To the best of my knowledge, the only thing in SC2 that requires pixel-level precision is selecting units. Everything else can just as easily be represented as a fairly coarse grid with no loss of expressiveness. Buildings are explicitly snapped to a grid, and moving your units several pixels to either side simply doesn't matter. So calling SC2 "continuous" in terms of space is misleading.

I don't think there is anything that requires super-fast response times either, so you could conceivably get ~1 frame per second and not lose much information.

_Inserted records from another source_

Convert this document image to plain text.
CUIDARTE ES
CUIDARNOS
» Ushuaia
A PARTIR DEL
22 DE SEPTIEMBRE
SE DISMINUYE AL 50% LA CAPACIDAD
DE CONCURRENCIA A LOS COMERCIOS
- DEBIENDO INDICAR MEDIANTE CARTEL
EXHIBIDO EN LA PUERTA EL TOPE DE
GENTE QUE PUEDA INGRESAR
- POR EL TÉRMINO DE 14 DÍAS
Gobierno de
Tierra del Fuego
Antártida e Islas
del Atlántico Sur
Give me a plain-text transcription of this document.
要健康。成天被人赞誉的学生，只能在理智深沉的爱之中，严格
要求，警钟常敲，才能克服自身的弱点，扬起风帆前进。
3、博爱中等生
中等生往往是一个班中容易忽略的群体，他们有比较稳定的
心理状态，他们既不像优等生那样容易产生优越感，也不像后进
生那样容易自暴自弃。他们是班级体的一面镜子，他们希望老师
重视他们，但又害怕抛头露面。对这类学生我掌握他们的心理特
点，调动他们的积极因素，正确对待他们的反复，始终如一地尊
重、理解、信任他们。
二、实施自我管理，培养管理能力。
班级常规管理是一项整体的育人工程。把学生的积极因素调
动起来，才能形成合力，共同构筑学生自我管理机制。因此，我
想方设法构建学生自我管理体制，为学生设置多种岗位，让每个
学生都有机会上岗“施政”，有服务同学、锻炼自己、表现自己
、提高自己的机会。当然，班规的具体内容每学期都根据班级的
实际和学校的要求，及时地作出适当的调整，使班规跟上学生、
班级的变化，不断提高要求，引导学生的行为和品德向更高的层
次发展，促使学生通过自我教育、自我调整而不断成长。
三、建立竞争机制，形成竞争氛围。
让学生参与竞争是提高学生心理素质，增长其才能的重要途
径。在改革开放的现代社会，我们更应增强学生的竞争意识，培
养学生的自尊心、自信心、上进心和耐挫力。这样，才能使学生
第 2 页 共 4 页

Well, IIRC, there are some visual indicators that rely on blinking, but I don't think they are crucial.


Even with the restrictions you put in place, SC2's state space is much larger than any board game.

A typical game might last 15 minutes = 54000 60fps frames and a typical map is larger than 10k x 10k in terms of 'coarse units'.

For any given frame of animation there are at least a million valid actions - if you have 10 units then you can move any subset of those units to any place on your screen.


>Even with the restrictions you put in place, SC2's state space is much larger than any board game.

That depends entirely on how you represent it. You're forgetting that there are plenty of AIs that actually play the game right now. They just don't use the same kind of "interface".

>For any given frame of animation there are at least a million valid actions

That's Google's marketing cool aid. "Actions" that produce the exact same result cannot be meaningfully counted as separate actions, especially when you're trying to compare them to board game moves.


You're basically correct in terms of SC not technically being continuous. There are discrete steps under the hood.

One of the significant challenges is figuring out how to use 42ms (the frame duration on fastest speed) of computing time to decide what actions, if any, to take next. You don't have the luxury of taking many minutes to decide one move as you would in a game like chess or go. You also don't alternate taking discrete turns with your opponent, despite having discrete frames. It may be best to not take an action in a given frame. This is particularly true if the AI is attempting to stay under an APM threshold, as it has to decide if an action is worth the opportunity cost.

It is also necessary for a quality SC AI to remember what has happened in the past. A chess board position is identical regardless of how the game got there, but this is not the case in StarCraft. An AI has accumulated lots of information about its opponent that is no longer visible to it in the current frame (unit movements, gas/mineral counts, number of workers active, etc), and this needs to be recalled and play into decision making.


SC2 ticks faster than SC1 - you only have 22ms. You don't need to tie everything to tick rate though, a strategy module could update way slower.


Bingo. If this had the tasks split up among multiple threads/processes correctly and using a very fast performing language + good developers, the tickrate is less important. Some army control module could manage the unit micro within the bound of a tick with other modules updating other info the system draws from to perform actions.


Its computationally difficult to calculate every possible move a character might do in the occluded region. This requires a long attention span and running simulations of possible opponent actions based on previous 'frames'. Alpha go solved some of this by reducing the amount of space searching and instead search the likely set of possible choices by the opponent but each evaluation is for a single frame. If for some reason a piece on a go board could disappear and reappear then during that time it was gone its impact on decision making would be either nil or skew heavily towards nil compared to the rest of the opponents pieces depending on how many frames in the past are used.